D’ailleurs Zidane, qui ne parle pourtant jamais de politique, appellera pour le second tour des présidentielles de 2002 à ne pas voter pour Jean-Marie Le Pen. Il récidivera en 2017 à propos de sa fille Marine.
Le journaliste écrivain Frédéric Hermel passe en revue toutes les personnes qui ont marqué son existence et raconte avec force détails sa vie au quotidien, ses motivations actuelles, écrivant ceci : « J’affirme après des décennies d’amour du football et dix-huit saisons de marquage journalistique de ce sport, de décryptage sensitif et cartésien, que Zidane deviendra encore plus grand entraîneur qu’il n’a été joueur. »
Ce que confirme Msaidié, l’entraîneur en second au Real Madrid : « Zidane a ce truc essentiel dans notre métier, c’est qu’il synthétise très vite. Les idées sont limpides, les concepts bien choisis et très clairs. Il sait où il veut aller, comment il veut y aller et possède en lui cette capacité de le transmettre.

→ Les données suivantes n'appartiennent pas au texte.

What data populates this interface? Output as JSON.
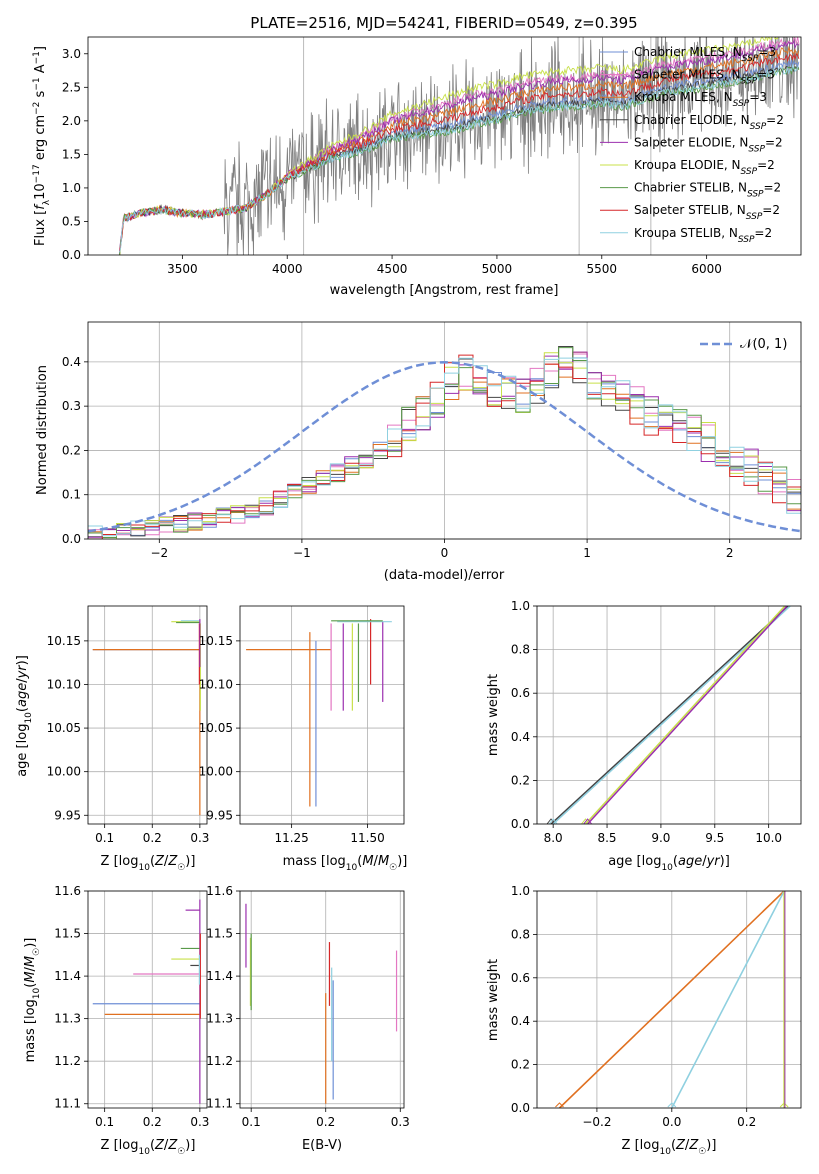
{
  "colors": {
    "c1": "#6f8fd6",
    "c2": "#e377c2",
    "c3": "#e07020",
    "c4": "#444444",
    "c5": "#9b2fae",
    "c6": "#c8e04a",
    "c7": "#5a9a4a",
    "c8": "#d62728",
    "c9": "#8fd0e0",
    "spec": "#7f7f7f",
    "vline": "#bbbbbb"
  },
  "chart_data": [
    {
      "id": "spectrum",
      "type": "line",
      "title": "PLATE=2516, MJD=54241, FIBERID=0549, z=0.395",
      "xlabel": "wavelength [Angstrom, rest frame]",
      "ylabel": "Flux [f_λ 10^-17 erg cm^-2 s^-1 A^-1]",
      "xlim": [
        3050,
        6450
      ],
      "ylim": [
        0,
        3.25
      ],
      "xticks": [
        3500,
        4000,
        4500,
        5000,
        5500,
        6000
      ],
      "yticks": [
        0.0,
        0.5,
        1.0,
        1.5,
        2.0,
        2.5,
        3.0
      ],
      "legend_position": "top-right",
      "legend": [
        {
          "label": "Chabrier MILES, N",
          "sub": "SSP",
          "val": "=3"
        },
        {
          "label": "Salpeter MILES, N",
          "sub": "SSP",
          "val": "=3"
        },
        {
          "label": "Kroupa MILES, N",
          "sub": "SSP",
          "val": "=3"
        },
        {
          "label": "Chabrier ELODIE, N",
          "sub": "SSP",
          "val": "=2"
        },
        {
          "label": "Salpeter ELODIE, N",
          "sub": "SSP",
          "val": "=2"
        },
        {
          "label": "Kroupa ELODIE, N",
          "sub": "SSP",
          "val": "=2"
        },
        {
          "label": "Chabrier STELIB, N",
          "sub": "SSP",
          "val": "=2"
        },
        {
          "label": "Salpeter STELIB, N",
          "sub": "SSP",
          "val": "=2"
        },
        {
          "label": "Kroupa STELIB, N",
          "sub": "SSP",
          "val": "=2"
        }
      ],
      "model_curve": {
        "x": [
          3200,
          3220,
          3300,
          3400,
          3500,
          3600,
          3700,
          3800,
          3900,
          4000,
          4100,
          4200,
          4300,
          4400,
          4500,
          4600,
          4700,
          4800,
          4900,
          5000,
          5100,
          5200,
          5300,
          5400,
          5500,
          5600,
          5700,
          5800,
          5900,
          6000,
          6100,
          6200,
          6300,
          6400
        ],
        "y": [
          0.0,
          0.55,
          0.62,
          0.68,
          0.62,
          0.6,
          0.65,
          0.7,
          0.9,
          1.15,
          1.3,
          1.45,
          1.55,
          1.65,
          1.8,
          1.85,
          1.9,
          1.95,
          2.05,
          2.1,
          2.2,
          2.25,
          2.3,
          2.3,
          2.35,
          2.3,
          2.4,
          2.5,
          2.55,
          2.6,
          2.65,
          2.7,
          2.8,
          2.85
        ]
      },
      "vertical_lines_x": [
        4078,
        5392,
        5734
      ]
    },
    {
      "id": "residuals",
      "type": "line",
      "xlabel": "(data-model)/error",
      "ylabel": "Normed distribution",
      "xlim": [
        -2.5,
        2.5
      ],
      "ylim": [
        0,
        0.49
      ],
      "xticks": [
        -2,
        -1,
        0,
        1,
        2
      ],
      "yticks": [
        0.0,
        0.1,
        0.2,
        0.3,
        0.4
      ],
      "legend_position": "top-right",
      "legend_label": "𝒩(0, 1)",
      "bin_edges_start": -2.5,
      "bin_width": 0.1,
      "base_hist": [
        0.01,
        0.01,
        0.015,
        0.02,
        0.025,
        0.03,
        0.035,
        0.04,
        0.045,
        0.05,
        0.055,
        0.065,
        0.075,
        0.09,
        0.105,
        0.12,
        0.135,
        0.15,
        0.165,
        0.18,
        0.2,
        0.22,
        0.26,
        0.29,
        0.31,
        0.36,
        0.375,
        0.36,
        0.34,
        0.33,
        0.33,
        0.35,
        0.38,
        0.4,
        0.38,
        0.36,
        0.34,
        0.32,
        0.3,
        0.28,
        0.27,
        0.25,
        0.24,
        0.22,
        0.2,
        0.18,
        0.16,
        0.14,
        0.12,
        0.1
      ]
    },
    {
      "id": "age-vs-Z",
      "type": "scatter",
      "xlabel": "Z [log10(Z/Z☉)]",
      "ylabel": "age  [log10(age/yr)]",
      "xlim": [
        0.065,
        0.315
      ],
      "ylim": [
        9.94,
        10.19
      ],
      "xticks": [
        0.1,
        0.2,
        0.3
      ],
      "yticks": [
        9.95,
        10.0,
        10.05,
        10.1,
        10.15
      ],
      "ytick_labels": [
        "9.95",
        "10.00",
        "10.05",
        "10.10",
        "10.15"
      ]
    },
    {
      "id": "age-vs-mass",
      "type": "scatter",
      "xlabel": "mass [log10(M/M☉)]",
      "xlim": [
        11.08,
        11.62
      ],
      "ylim": [
        9.94,
        10.19
      ],
      "xticks": [
        11.25,
        11.5
      ],
      "xtick_labels": [
        "11.25",
        "11.50"
      ],
      "yticks": [
        9.95,
        10.0,
        10.05,
        10.1,
        10.15
      ],
      "ytick_labels": [
        "9.95",
        "10.00",
        "10.05",
        "10.10",
        "10.15"
      ]
    },
    {
      "id": "massweight-vs-age",
      "type": "line",
      "xlabel": "age  [log10(age/yr)]",
      "ylabel": "mass weight",
      "xlim": [
        7.85,
        10.3
      ],
      "ylim": [
        0,
        1.0
      ],
      "xticks": [
        8.0,
        8.5,
        9.0,
        9.5,
        10.0
      ],
      "yticks": [
        0.0,
        0.2,
        0.4,
        0.6,
        0.8,
        1.0
      ],
      "series": [
        {
          "x": [
            7.98,
            10.18
          ],
          "y": [
            0.0,
            1.0
          ]
        },
        {
          "x": [
            8.0,
            10.2
          ],
          "y": [
            0.0,
            1.0
          ]
        },
        {
          "x": [
            8.3,
            10.15
          ],
          "y": [
            0.0,
            1.0
          ]
        },
        {
          "x": [
            8.32,
            10.17
          ],
          "y": [
            0.0,
            1.0
          ]
        }
      ]
    },
    {
      "id": "mass-vs-Z",
      "type": "scatter",
      "xlabel": "Z [log10(Z/Z☉)]",
      "ylabel": "mass [log10(M/M☉)]",
      "xlim": [
        0.065,
        0.315
      ],
      "ylim": [
        11.09,
        11.6
      ],
      "xticks": [
        0.1,
        0.2,
        0.3
      ],
      "yticks": [
        11.1,
        11.2,
        11.3,
        11.4,
        11.5,
        11.6
      ]
    },
    {
      "id": "mass-vs-ebv",
      "type": "scatter",
      "xlabel": "E(B-V)",
      "xlim": [
        0.085,
        0.305
      ],
      "ylim": [
        11.09,
        11.6
      ],
      "xticks": [
        0.1,
        0.2,
        0.3
      ],
      "yticks": [
        11.1,
        11.2,
        11.3,
        11.4,
        11.5,
        11.6
      ]
    },
    {
      "id": "massweight-vs-Z",
      "type": "line",
      "xlabel": "Z [log10(Z/Z☉)]",
      "ylabel": "mass weight",
      "xlim": [
        -0.36,
        0.345
      ],
      "ylim": [
        0,
        1.0
      ],
      "xticks": [
        -0.2,
        0.0,
        0.2
      ],
      "xtick_labels": [
        "−0.2",
        "0.0",
        "0.2"
      ],
      "yticks": [
        0.0,
        0.2,
        0.4,
        0.6,
        0.8,
        1.0
      ],
      "series": [
        {
          "x": [
            -0.3,
            0.3
          ],
          "y": [
            0.0,
            1.0
          ]
        },
        {
          "x": [
            0.0,
            0.3
          ],
          "y": [
            0.0,
            1.0
          ]
        },
        {
          "x": [
            0.3,
            0.3
          ],
          "y": [
            0.0,
            1.0
          ]
        }
      ]
    }
  ]
}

C’est simple à comprendre pour les joueurs et pour nous aussi qui travaillons auprès de lui. Avec Zizou, il n’y a pas de palabres et, en même temps, il pose beaucoup de questions, demande conseil, laisse aux autres la possibilité de s’exprimer et permet la confrontation des idées. » Cette réflexion pertinente sur l’entraîneur recoupe parfaitement tout ce que cet ouvrage raconte de l’être intime qui se dissimule derrière la star.